La Follette School Director and Professor Susan Webb Yackee received the 2021 American Political Science Association (APSA) Herbert Kaufman Award for her co-authored paper titled “Inequality in Administrative Democracy: Large-Sample Evidence from American Financial Regulation.” The award was given for best paper presented at the 2021 ASPSA Annual Conference.
The authors provide a large-scale assessment of wealth inequality in agency rulemaking, identifying lobbying activities of over 6,000 organizations. The paper finds that wealthier organizations are more likely to participate in the rulemaking process and are more successful in changing federal agency rules, illustrating how an agency’s wealth translates into political power.
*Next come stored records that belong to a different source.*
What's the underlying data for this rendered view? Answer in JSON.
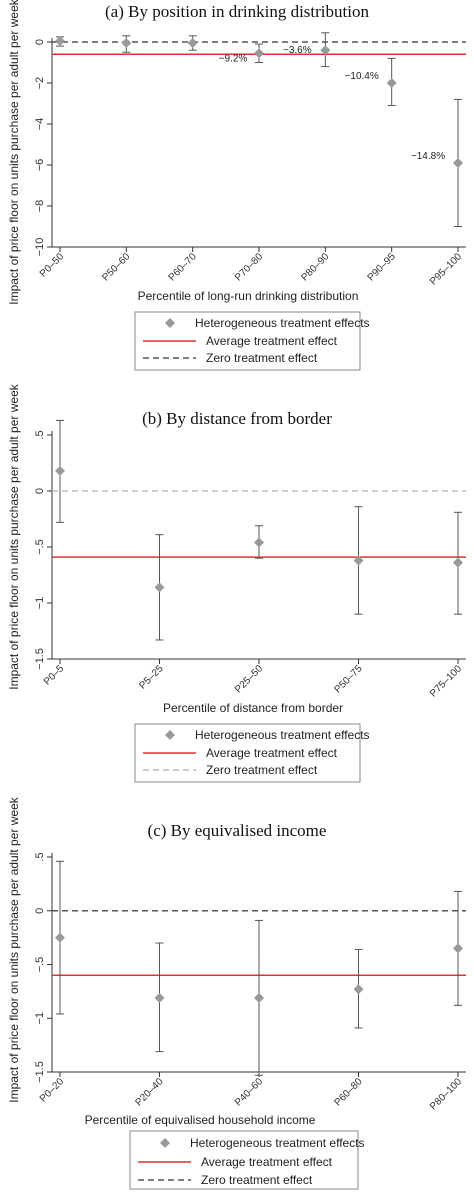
{
  "colors": {
    "point": "#999999",
    "ci": "#555555",
    "average": "#e03030",
    "zero_dark": "#555555",
    "zero_light": "#bbbbbb"
  },
  "legend_labels": {
    "hte": "Heterogeneous treatment effects",
    "avg": "Average treatment effect",
    "zero": "Zero treatment effect"
  },
  "chart_data": [
    {
      "type": "scatter",
      "title": "(a) By position in drinking distribution",
      "xlabel": "Percentile of long-run drinking distribution",
      "ylabel": "Impact of price floor on units purchase per adult per week",
      "ylim": [
        -10,
        0
      ],
      "yticks": [
        0,
        -2,
        -4,
        -6,
        -8,
        -10
      ],
      "categories": [
        "P0–50",
        "P50–60",
        "P60–70",
        "P70–80",
        "P80–90",
        "P90–95",
        "P95–100"
      ],
      "values": [
        0.05,
        -0.05,
        -0.05,
        -0.55,
        -0.4,
        -2.0,
        -5.9
      ],
      "ci_low": [
        -0.2,
        -0.5,
        -0.4,
        -1.0,
        -1.2,
        -3.1,
        -9.0
      ],
      "ci_high": [
        0.25,
        0.3,
        0.3,
        -0.1,
        0.45,
        -0.8,
        -2.8
      ],
      "annotations": [
        "",
        "",
        "",
        "−9.2%",
        "−3.6%",
        "−10.4%",
        "−14.8%"
      ],
      "average": -0.6,
      "zero": 0,
      "zero_style": "dark",
      "grid": false,
      "legend": "bottom"
    },
    {
      "type": "scatter",
      "title": "(b) By distance from border",
      "xlabel": "Percentile of distance from border",
      "ylabel": "Impact of price floor on units purchase per adult per week",
      "ylim": [
        -1.5,
        0.5
      ],
      "yticks": [
        0.5,
        0,
        -0.5,
        -1,
        -1.5
      ],
      "categories": [
        "P0–5",
        "P5–25",
        "P25–50",
        "P50–75",
        "P75–100"
      ],
      "values": [
        0.18,
        -0.86,
        -0.46,
        -0.62,
        -0.64
      ],
      "ci_low": [
        -0.28,
        -1.33,
        -0.6,
        -1.1,
        -1.1
      ],
      "ci_high": [
        0.63,
        -0.39,
        -0.31,
        -0.14,
        -0.19
      ],
      "annotations": [],
      "average": -0.59,
      "zero": 0,
      "zero_style": "light",
      "grid": false,
      "legend": "bottom"
    },
    {
      "type": "scatter",
      "title": "(c) By equivalised income",
      "xlabel": "Percentile of  equivalised household income",
      "ylabel": "Impact of price floor on units purchase per adult per week",
      "ylim": [
        -1.5,
        0.5
      ],
      "yticks": [
        0.5,
        0,
        -0.5,
        -1,
        -1.5
      ],
      "categories": [
        "P0–20",
        "P20–40",
        "P40–60",
        "P60–80",
        "P80–100"
      ],
      "values": [
        -0.25,
        -0.81,
        -0.81,
        -0.73,
        -0.35
      ],
      "ci_low": [
        -0.96,
        -1.31,
        -1.53,
        -1.09,
        -0.88
      ],
      "ci_high": [
        0.46,
        -0.3,
        -0.09,
        -0.36,
        0.18
      ],
      "annotations": [],
      "average": -0.6,
      "zero": 0,
      "zero_style": "dark",
      "grid": false,
      "legend": "bottom"
    }
  ]
}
“We know that wealth inequality has grown in the United States,” says Yackee. “This paper is important because it begins to spell out the effects of this inequality for the public policymaking process. Moreover, it studies these relationships in a terrifically significant and complex public policy space: financial regulation.”
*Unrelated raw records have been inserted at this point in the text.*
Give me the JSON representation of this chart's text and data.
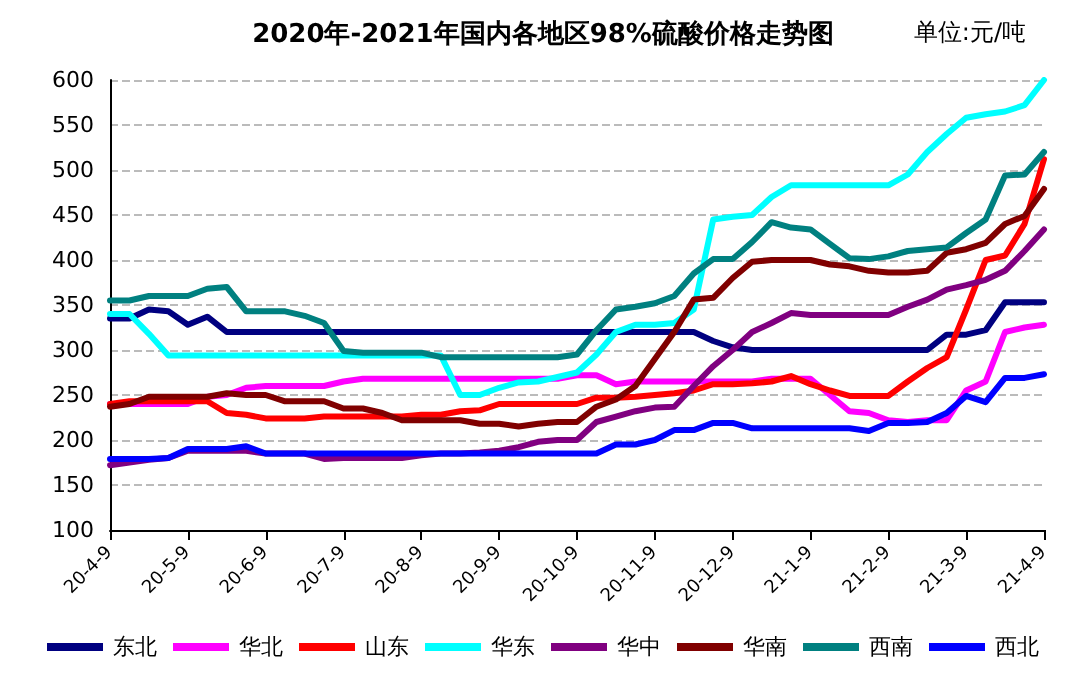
{
  "chart_data": {
    "type": "line",
    "title": "2020年-2021年国内各地区98%硫酸价格走势图",
    "annotations": [
      "单位:元/吨"
    ],
    "categories": [
      "20-4-9",
      null,
      null,
      null,
      "20-5-9",
      null,
      null,
      null,
      "20-6-9",
      null,
      null,
      null,
      "20-7-9",
      null,
      null,
      null,
      "20-8-9",
      null,
      null,
      null,
      "20-9-9",
      null,
      null,
      null,
      "20-10-9",
      null,
      null,
      null,
      "20-11-9",
      null,
      null,
      null,
      "20-12-9",
      null,
      null,
      null,
      "21-1-9",
      null,
      null,
      null,
      "21-2-9",
      null,
      null,
      null,
      "21-3-9",
      null,
      null,
      null,
      "21-4-9"
    ],
    "ylim": [
      100,
      600
    ],
    "yticks": [
      100,
      150,
      200,
      250,
      300,
      350,
      400,
      450,
      500,
      550,
      600
    ],
    "grid": "y",
    "legend": "bottom",
    "marker": "none",
    "line_style": "solid",
    "series": [
      {
        "name": "东北",
        "color": "#000080",
        "values": [
          335,
          335,
          345,
          343,
          328,
          337,
          320,
          320,
          320,
          320,
          320,
          320,
          320,
          320,
          320,
          320,
          320,
          320,
          320,
          320,
          320,
          320,
          320,
          320,
          320,
          320,
          320,
          320,
          320,
          320,
          320,
          310,
          303,
          300,
          300,
          300,
          300,
          300,
          300,
          300,
          300,
          300,
          300,
          317,
          317,
          322,
          353,
          353,
          353
        ]
      },
      {
        "name": "华北",
        "color": "#ff00ff",
        "values": [
          240,
          240,
          240,
          240,
          240,
          248,
          250,
          258,
          260,
          260,
          260,
          260,
          265,
          268,
          268,
          268,
          268,
          268,
          268,
          268,
          268,
          268,
          268,
          268,
          272,
          272,
          262,
          265,
          265,
          265,
          265,
          265,
          265,
          265,
          268,
          268,
          268,
          250,
          232,
          230,
          222,
          220,
          222,
          222,
          255,
          265,
          320,
          325,
          328
        ]
      },
      {
        "name": "山东",
        "color": "#ff0000",
        "values": [
          240,
          243,
          243,
          243,
          243,
          243,
          230,
          228,
          224,
          224,
          224,
          226,
          226,
          226,
          226,
          226,
          228,
          228,
          232,
          233,
          240,
          240,
          240,
          240,
          240,
          247,
          247,
          248,
          250,
          252,
          255,
          262,
          262,
          263,
          265,
          271,
          262,
          255,
          249,
          249,
          249,
          265,
          280,
          292,
          345,
          400,
          405,
          440,
          512
        ]
      },
      {
        "name": "华东",
        "color": "#00ffff",
        "values": [
          340,
          340,
          318,
          294,
          294,
          294,
          294,
          294,
          294,
          294,
          294,
          294,
          294,
          294,
          294,
          294,
          294,
          294,
          250,
          250,
          258,
          264,
          265,
          270,
          275,
          295,
          320,
          328,
          328,
          330,
          345,
          445,
          448,
          450,
          470,
          483,
          483,
          483,
          483,
          483,
          483,
          495,
          520,
          540,
          558,
          562,
          565,
          572,
          600
        ]
      },
      {
        "name": "华中",
        "color": "#800080",
        "values": [
          172,
          175,
          178,
          180,
          188,
          188,
          188,
          188,
          185,
          185,
          185,
          179,
          180,
          180,
          180,
          180,
          183,
          185,
          185,
          186,
          188,
          192,
          198,
          200,
          200,
          220,
          226,
          232,
          236,
          237,
          260,
          282,
          300,
          320,
          330,
          341,
          339,
          339,
          339,
          339,
          339,
          348,
          356,
          367,
          372,
          378,
          388,
          410,
          434
        ]
      },
      {
        "name": "华南",
        "color": "#800000",
        "values": [
          237,
          240,
          248,
          248,
          248,
          248,
          252,
          250,
          250,
          243,
          243,
          243,
          235,
          235,
          230,
          222,
          222,
          222,
          222,
          218,
          218,
          215,
          218,
          220,
          220,
          237,
          245,
          260,
          290,
          320,
          356,
          358,
          380,
          398,
          400,
          400,
          400,
          395,
          393,
          388,
          386,
          386,
          388,
          408,
          412,
          419,
          440,
          449,
          479
        ]
      },
      {
        "name": "西南",
        "color": "#008080",
        "values": [
          355,
          355,
          360,
          360,
          360,
          368,
          370,
          343,
          343,
          343,
          338,
          330,
          299,
          297,
          297,
          297,
          297,
          292,
          292,
          292,
          292,
          292,
          292,
          292,
          295,
          322,
          345,
          348,
          352,
          360,
          385,
          401,
          401,
          420,
          442,
          436,
          434,
          418,
          402,
          401,
          404,
          410,
          412,
          414,
          430,
          445,
          494,
          495,
          520
        ]
      },
      {
        "name": "西北",
        "color": "#0000ff",
        "values": [
          179,
          179,
          179,
          180,
          190,
          190,
          190,
          193,
          185,
          185,
          185,
          185,
          185,
          185,
          185,
          185,
          185,
          185,
          185,
          185,
          185,
          185,
          185,
          185,
          185,
          185,
          195,
          195,
          200,
          211,
          211,
          219,
          219,
          213,
          213,
          213,
          213,
          213,
          213,
          210,
          219,
          219,
          220,
          230,
          249,
          242,
          269,
          269,
          273
        ]
      }
    ]
  }
}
The paper was co-authored by Daniel Carpenter, Angelo Dagone, Devin Judge-Lord, Christopher T. Kenny, and Jacob Waggoner from Harvard University; Brian Libgober from the University of California-San Diego; and Steven Rashin from the University of Texas at Austin. Judge-Lord is a former Ph.D. student of Yackee’s. He received a Ph.D. in political science from UW–Madison and is currently completing a postdoctoral fellowship at Harvard University.
Yackee has been Director of the La Follette School of Public Affairs since June 2018, and previously served as Director from 2013-2016. She is also a Collins-Bascom Professor of Public Affairs at UW–Madison. Yackee’s research and teaching interests include the U.S. public policymaking process, public management, regulation, administrative law, and interest group politics.
Yackee received the 2019 Herbert A. Simon Career Contribution Award from the Midwest Public Administration Caucus. It is the highest award in the field of political science for the study of bureaucracy and public administration. She also received the Kellett Mid-Career Award for her research from UW–Madison in 2019. Yackee’s article “Clerks or Kings? Partisan Alignment and Delegation to the U.S. Bureaucracy” (with Christine Palus) won the 2017 Beryl Radin Award for the best article published in the Journal of Public Administration Research and Theory in the previous year.